Sur cette première photo on aperçoit l’un des policiers en civil pointé du doigt par notre interlocuteur [source : taranis news]. Sur la seconde, des agents de la BIVP en action lors d’une précédente (et bien plus ancienne) manifestation [source : paris-luttes.info].

PAS DE PAPIERS

Les discussions enflammées au sein de la nasse sont finalement interrompues par des mouvements de CRS. Une compagnie de gendarmes mobiles arrive sur place. Et incite les derniers récalcitrants à sortir du rassemblement cinq par cinq pour aller se faire fouiller/contrôler. Les « sans-papiers » qui avaient été mis dans un coin ont été embarqués. Ceux et celles qui étaient encore dans la foule sont amenés les uns après les autres dans un bus de la préfecture de police. Cela fait plus de 5h qu’ils sont empêchés d’aller et venir afin (soit-disant) de procéder à leur contrôle d’identité, et c’est donc seulement maintenant qu’ils partent pour le commissariat.

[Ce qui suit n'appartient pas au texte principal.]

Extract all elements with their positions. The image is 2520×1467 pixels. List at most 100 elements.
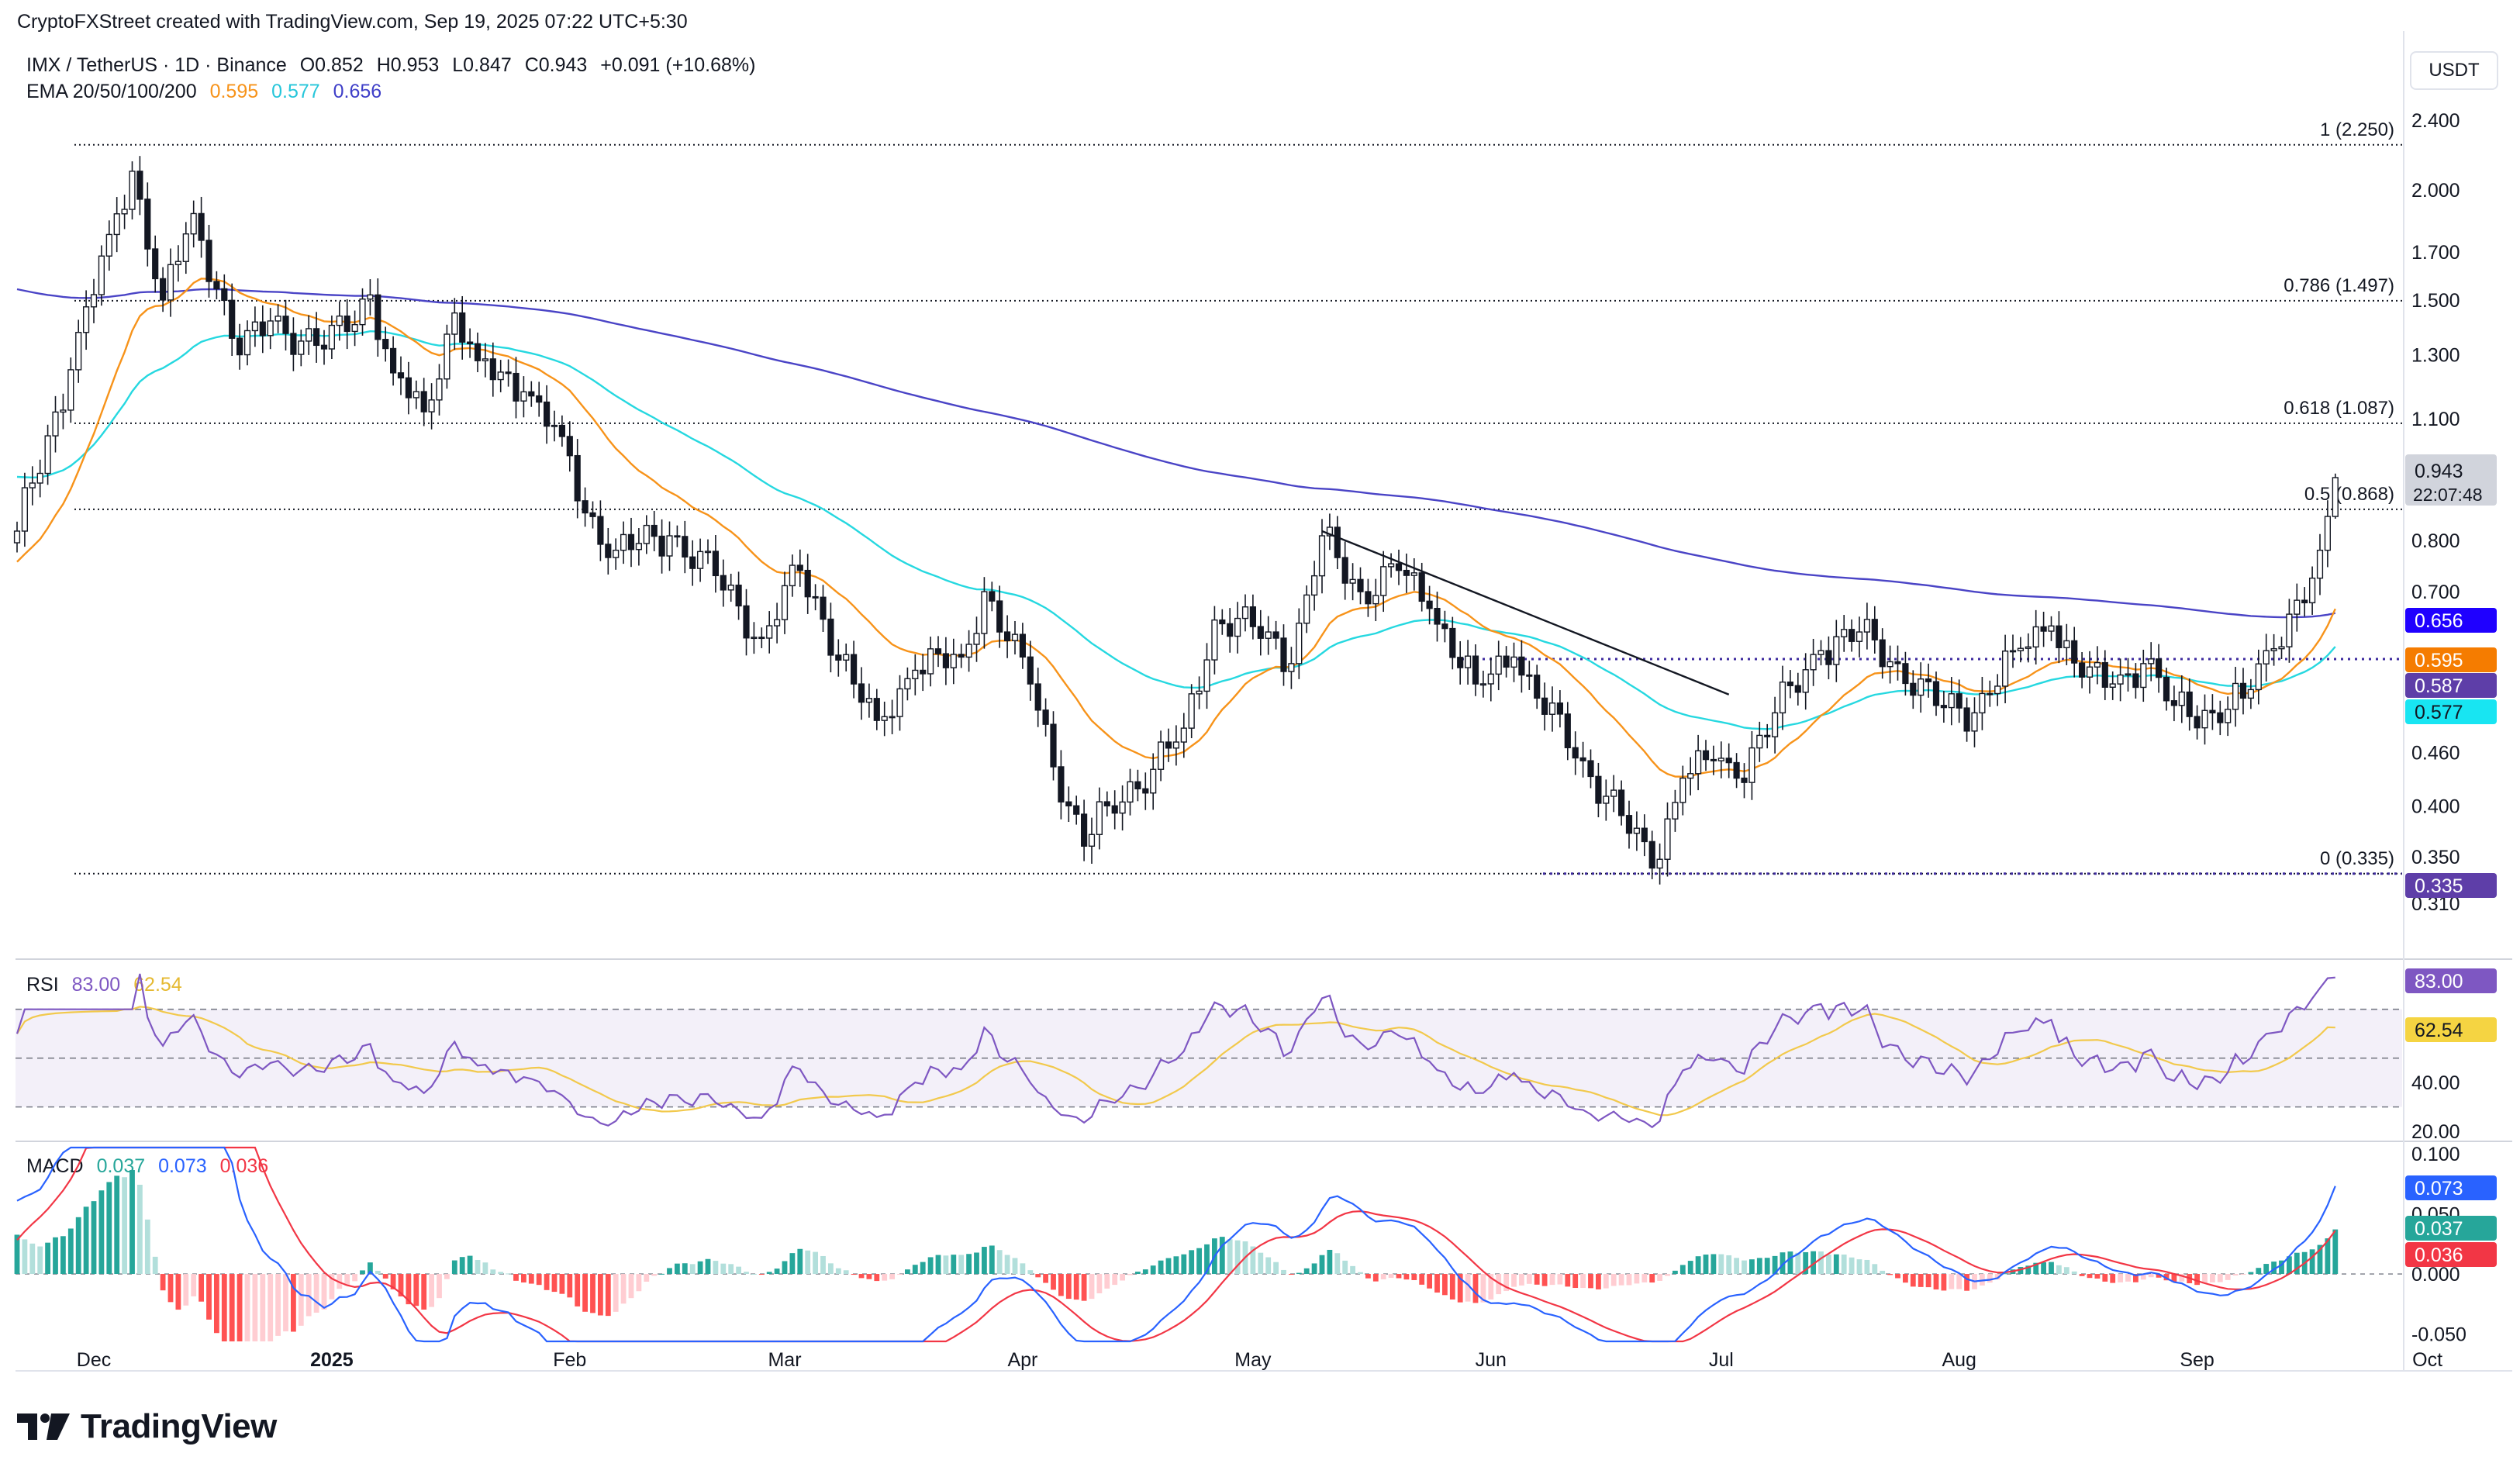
candle-body: [1541, 697, 1548, 715]
macd-histogram-bar: [582, 1274, 588, 1312]
macd-tick-label: 0.100: [2411, 1144, 2460, 1165]
macd-histogram-bar: [1073, 1274, 1079, 1300]
macd-histogram-bar: [1856, 1259, 1862, 1275]
macd-signal-badge[interactable]: [2405, 1242, 2497, 1267]
candle-body: [405, 377, 413, 399]
macd-histogram-bar: [191, 1274, 197, 1296]
macd-hist-badge[interactable]: [2405, 1216, 2497, 1241]
ema50-badge[interactable]: [2405, 699, 2497, 724]
macd-histogram-bar: [1004, 1255, 1010, 1275]
macd-histogram-bar: [2325, 1238, 2331, 1275]
macd-histogram-bar: [927, 1257, 934, 1275]
macd-histogram-bar: [705, 1258, 711, 1275]
macd-histogram-bar: [1388, 1274, 1394, 1279]
macd-histogram-bar: [1780, 1252, 1786, 1275]
candle-body: [1196, 690, 1203, 695]
candle-body: [2071, 640, 2078, 664]
ema200-badge[interactable]: [2405, 608, 2497, 633]
candle-body: [1464, 655, 1472, 668]
macd-histogram-bar: [1427, 1274, 1432, 1289]
candle-body: [666, 535, 673, 557]
macd-histogram-bar: [1442, 1274, 1448, 1296]
candle-body: [627, 533, 635, 551]
time-tick-label: Sep: [2180, 1349, 2214, 1371]
candle-body: [1372, 595, 1379, 605]
macd-histogram-bar: [1511, 1274, 1517, 1287]
macd-histogram-bar: [1081, 1274, 1087, 1301]
macd-histogram-bar: [1749, 1259, 1755, 1275]
candle-body: [2217, 712, 2224, 723]
candle-body: [1733, 761, 1740, 779]
candle-body: [2316, 549, 2324, 579]
macd-histogram-bar: [2294, 1252, 2300, 1275]
candle-body: [735, 585, 742, 607]
candle-body: [1932, 681, 1940, 706]
macd-histogram-bar: [1265, 1257, 1272, 1275]
macd-histogram-bar: [1150, 1265, 1156, 1275]
candle-body: [1656, 858, 1663, 869]
price-tick-label: 1.300: [2411, 345, 2460, 367]
candle-body: [251, 321, 259, 332]
macd-histogram-bar: [905, 1269, 910, 1275]
candle-body: [1272, 631, 1279, 639]
macd-histogram-bar: [1787, 1251, 1793, 1275]
rsi-label[interactable]: RSI: [26, 974, 59, 996]
macd-histogram-bar: [1020, 1263, 1026, 1275]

Problème : lorsque des agents de police suspectent un délit (ou sur réquisition du procureur) ils sont autorisés à contrôler l’identité d’une personne. Si « l’intéressé » n’est pas en mesure de justifier de son identité il peut « être retenu sur place ou dans le local de police où il est conduit aux fins de vérification de son identité. » Mais, outre le fait que la personne doit être présentée immédiatement à un OPJ qui doit lui offrir la possibilité de justifier de son identité, et qui doit lui permettre de prévenir sa famille :

La personne qui fait l’objet d’une vérification ne peut être retenue que pendant le temps strictement exigé par l’établissement de son identité. La rétention ne peut excéder quatre heures, ou huit heures à Mayotte, à compter du contrôle effectué

(Pour information, si la police juge que les éléments de « preuve » apportés par la personne retenue concernant son identité (coup de téléphone à un proche, informations trouvables sur inetrnet, etc.) sont inexacts, elle peut, sur autorisation du procureur procéder à la prise d’empreintes digitales ou de photographies (« lorsque celle-ci constitue l’unique moyen d’établir l’identité de l’intéressé. ») En cas de refus la personne contrôlée risque des poursuites.)

Toujours est-il que le délai de 4h de rétention ayant été dépassé, il semblerait que les personnes emmenées en car jusqu’au commissariat du XVIIIe aient réfusé de sortir du véhicule. Elles réclamaient qu’un officier de police judiciaire leur précise le motif justifiant le contrôle et l’heure à partir duquel ce contrôle avait commencé. Il faut saluer la lucidité de quelques uns des manifestants embarqués qui ont eu l’idée (lumineuse) de devenir à ce moment-là tatillons. (Il faut aussi féliciter les quelques policiers et gendarmes qui savent encore être si procéduriés.)

L’OPJ a ainsi demandé aux gendarmes accompagnant les « contrôlés » l’heure de début de la vérification d’identité. Mais les gendarmes n’étaient arrivés sur place que deux heures après le début de la nasse. Les CRS ayant procédé à l’encerclement n’étaient pas là au commissariat. Les gendarmes et les policiers se sont embrouillés (tradition française). L’OPJ a contacté le parquet, qui a finalement décidé de faire libérer les personnes en cours de contrôle. Le bus est donc ressorti de la cour, et finalement les personnes enfermées à l’intérieur ont pu en sortir.